At the core, the technology is the same. But how it's deployed, instrumented and provisioned is dramatically different. A classic example is the operator for Ceph. The first thing that it does is provision these clusters, and it doesn't need any human intervention to go in and deploy all these things. That's what the operator is all about. If you were to do an upgrade, the operator does the upgrade for you across all the Ceph clusters.

Why doesn't Red Hat support both Gluster and Ceph in OpenShift Container Storage moving forward?

Rangachari: This is where the open source community and other things come into play. If this was a proprietary software company that has 85 different storage products, [we could say] let's go do this. But let me give you an example of what we have to keep in mind. It's not just saying, 'Let's support Gluster.' It's about, 'What is the interaction between Gluster and Rook?' How do we make sure the community stays involved in that?

Ultimately, the other part of the conversation is sometimes choice leads to confusion. The customer is going to use Gluster for this, but later on want to move Ceph there.
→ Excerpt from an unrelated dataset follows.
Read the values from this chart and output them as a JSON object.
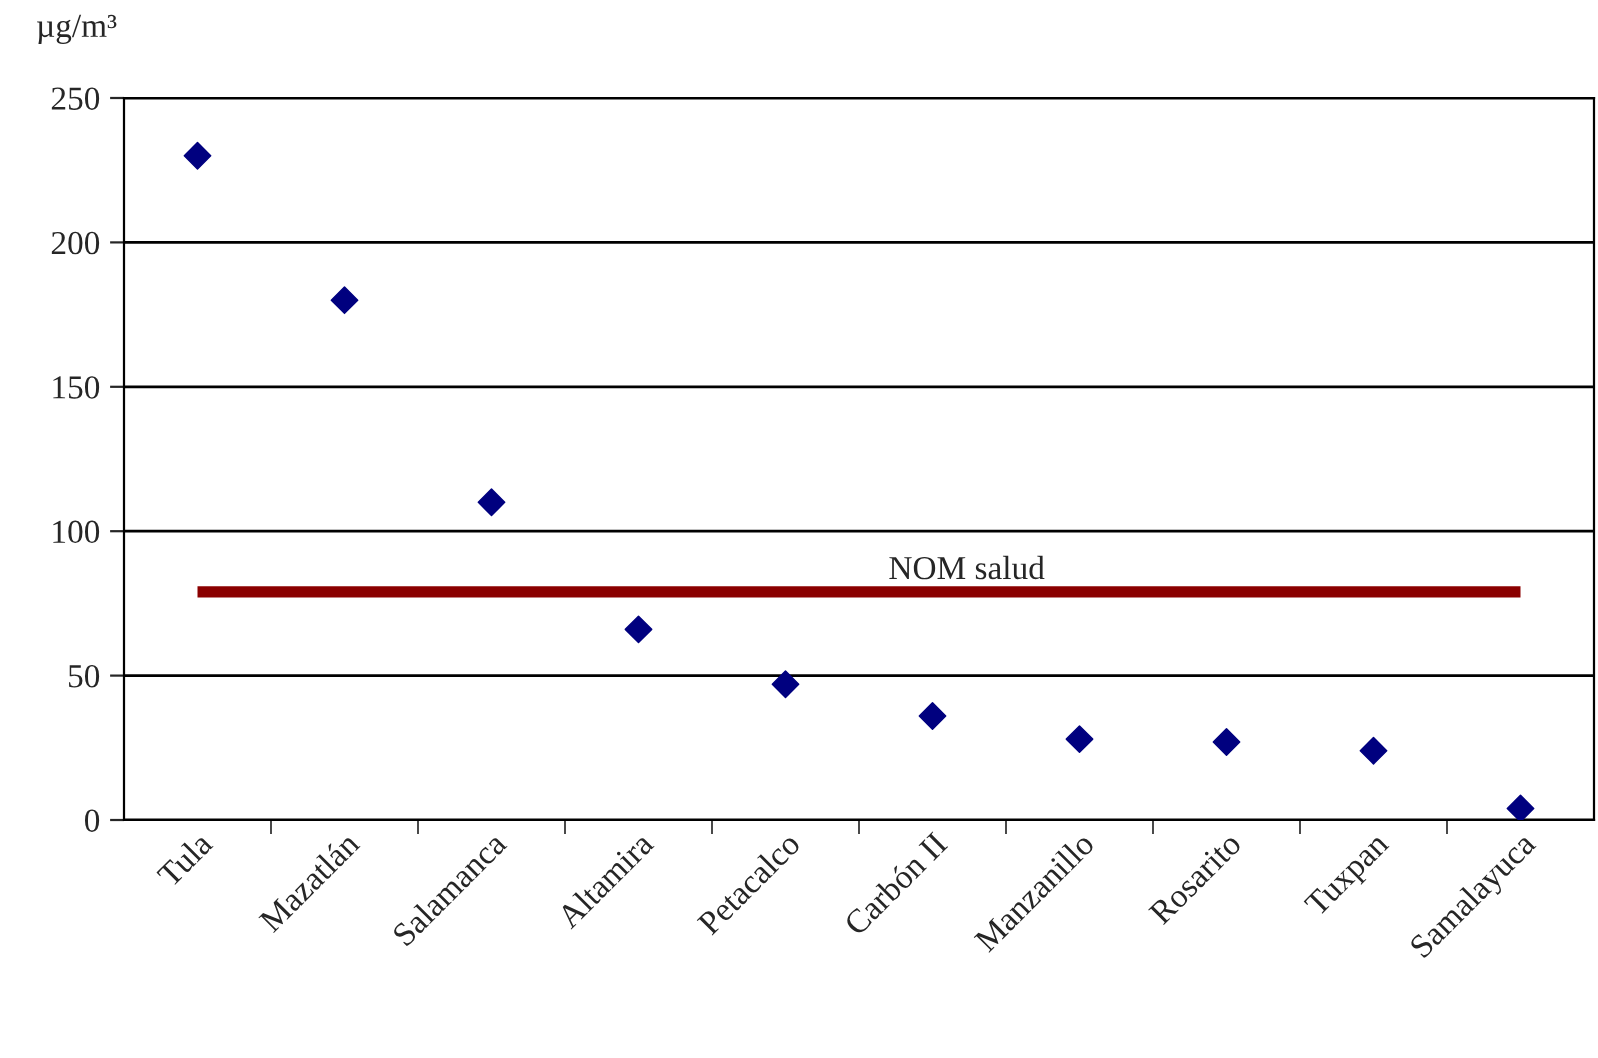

All we are doing is kicking the can down the road, to a certain extent, in offering these choices. We felt that now, where there's a migration between OCP 3 and OCP 4, this was the right time to do it.

Do you see big storage players such as Dell EMC and NetApp as your competitors?

Rangachari: For file servers. Say, if you use one of the vendor's file service products, there were customers who moved from theirs to ours, because cost was the main driver. We've seen with cloud and other things, it's an important part, but the trump card is innovation more than cost.

You originally had visions of making Red Hat storage as popular as Linux. Is that still your vision?

Rangachari: Our vision is through our storage portfolio to help our customers be successful in their hybrid cloud journey. It's plain and simple.